Global equity markets suffered a sharp reversal of fortunes in 2022, tumbling from record highs to post their weakest annual performance since the global financial crisis. On the plus side, the fall in equity prices returned stock valuations towards their historical averages, while presenting new opportunities for active investors in the year ahead.

Overall, 2022 was characterised by its broad "risk-off" sentiment, with most asset classes including fixed income declining in lockstep with equities.

The MSCI World Index ended the year 18% lower, with U.S. equities among the worst performers among developed countries. Growth and technology stocks were hit especially hard a accelerating inflation and increased borrowing costs dented earnings sentiment. Portugal was the only developed market to post positive returns in 2022, although this was due in large part to strong returns by local energy giant, GALP Energia.

In general, emerging markets fared slightly worse than their developed peers as rising U.S. interest rates attracted investors towards dollar assets. The MSCI Emerging Markets Index ended the year 20% down, with Chinese and Korean equities leading the way lower and Brazil a rare outlier as rising commodity prices proved a boon to local resource companies.

Large cap equities generally fared better in developed markets than their small cap peers, while the opposite was true in emerging markets.

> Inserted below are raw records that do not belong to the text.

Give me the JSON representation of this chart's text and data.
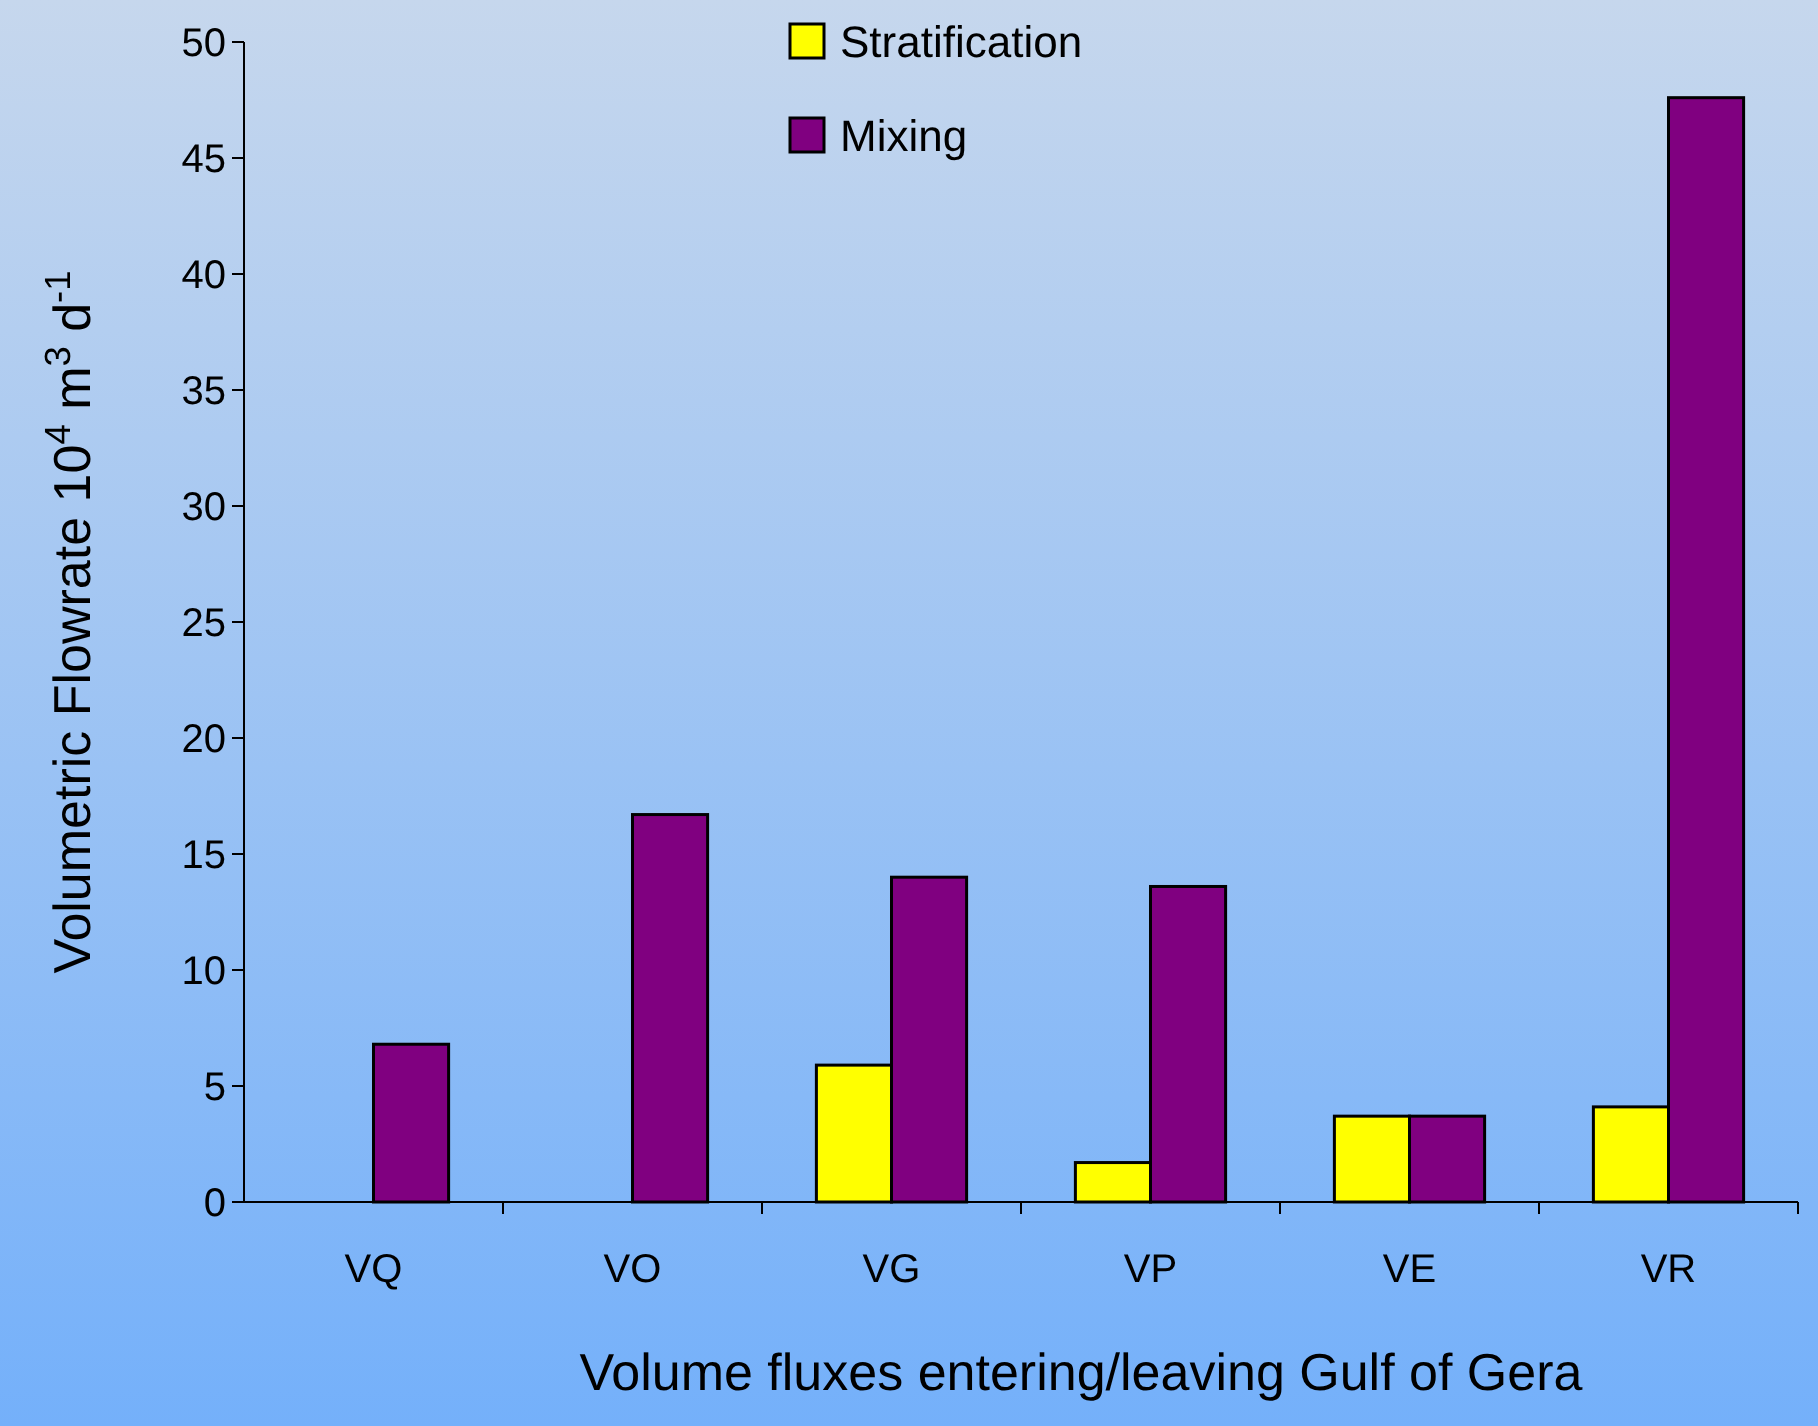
{
  "chart_data": {
    "type": "bar",
    "xlabel": "Volume fluxes entering/leaving Gulf of Gera",
    "ylabel": "Volumetric Flowrate 10$^{4}$ m$^{3}$ d$^{-1}$",
    "categories": [
      "VQ",
      "VO",
      "VG",
      "VP",
      "VE",
      "VR"
    ],
    "series": [
      {
        "name": "Stratification",
        "color": "#ffff00",
        "values": [
          0,
          0,
          5.9,
          1.7,
          3.7,
          4.1
        ]
      },
      {
        "name": "Mixing",
        "color": "#800080",
        "values": [
          6.8,
          16.7,
          14.0,
          13.6,
          3.7,
          47.6
        ]
      }
    ],
    "ylim": [
      0,
      50
    ],
    "yticks": [
      0,
      5,
      10,
      15,
      20,
      25,
      30,
      35,
      40,
      45,
      50
    ],
    "grid": false,
    "legend": "top"
  }
}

In terms of sectors, the sole bright spot was provided by energy stocks, which posted strong gains of more than 35% during the year as oil and gas prices soared. Conversely, the auto industry struggled the most, falling 46% as high interest rates, supply chain disruptions and recession fears hit sentiment.

After years of unrelenting growth, 2022 provided a reckoning for companies in the communication services and information technology sectors, with the latter underperforming the broader market for the first time in ten years. Consumer discretionary companies were also predictably weaker on inflationary concerns and reduced demand.

Against this challenging backdrop, ADIA's Equities Department (EQD) continued to concentrate its active management capabilities in areas with structural advantages and strong prospects for future relative growth. In 2022, EQD complemented its existing risk exposures in preferred markets by allocating additional capital to high turnover strategies with low volatility. It also added several high conviction strategies with higher volatility profiles.

Looking ahead, while challenges remain, there is scope for cautious optimism for public equity investors in 2023, with equity valuations contracting to more attractive levels. The price-to-earnings (PE) ratio for the MSCI AC World Index fell to 15.0 in 2022, from 19.6, while the average U.S. PE ratio slid even further to 17.8 from 23.9.

The heightened volatility and complex market conditions also provide a more favourable environment for active managers. This contrasts with the "beta trade" of recent years, in which a rising economic tide carried most growth stocks higher, while punishing investors who sought to differentiate companies by relative valuation, among other factors.

On a regional basis, China is likely to be a key focus in 2023 as it emerges from pandemic lockdowns, while markets that were particularly affected last year, such as the U.K., may provide opportunities. Some of the hardest hit sectors in 2022 are also likely to stabilise. However, any sustained rebound will depend on factors such as inflation, central bank policies and the trajectory of economic recovery in major markets.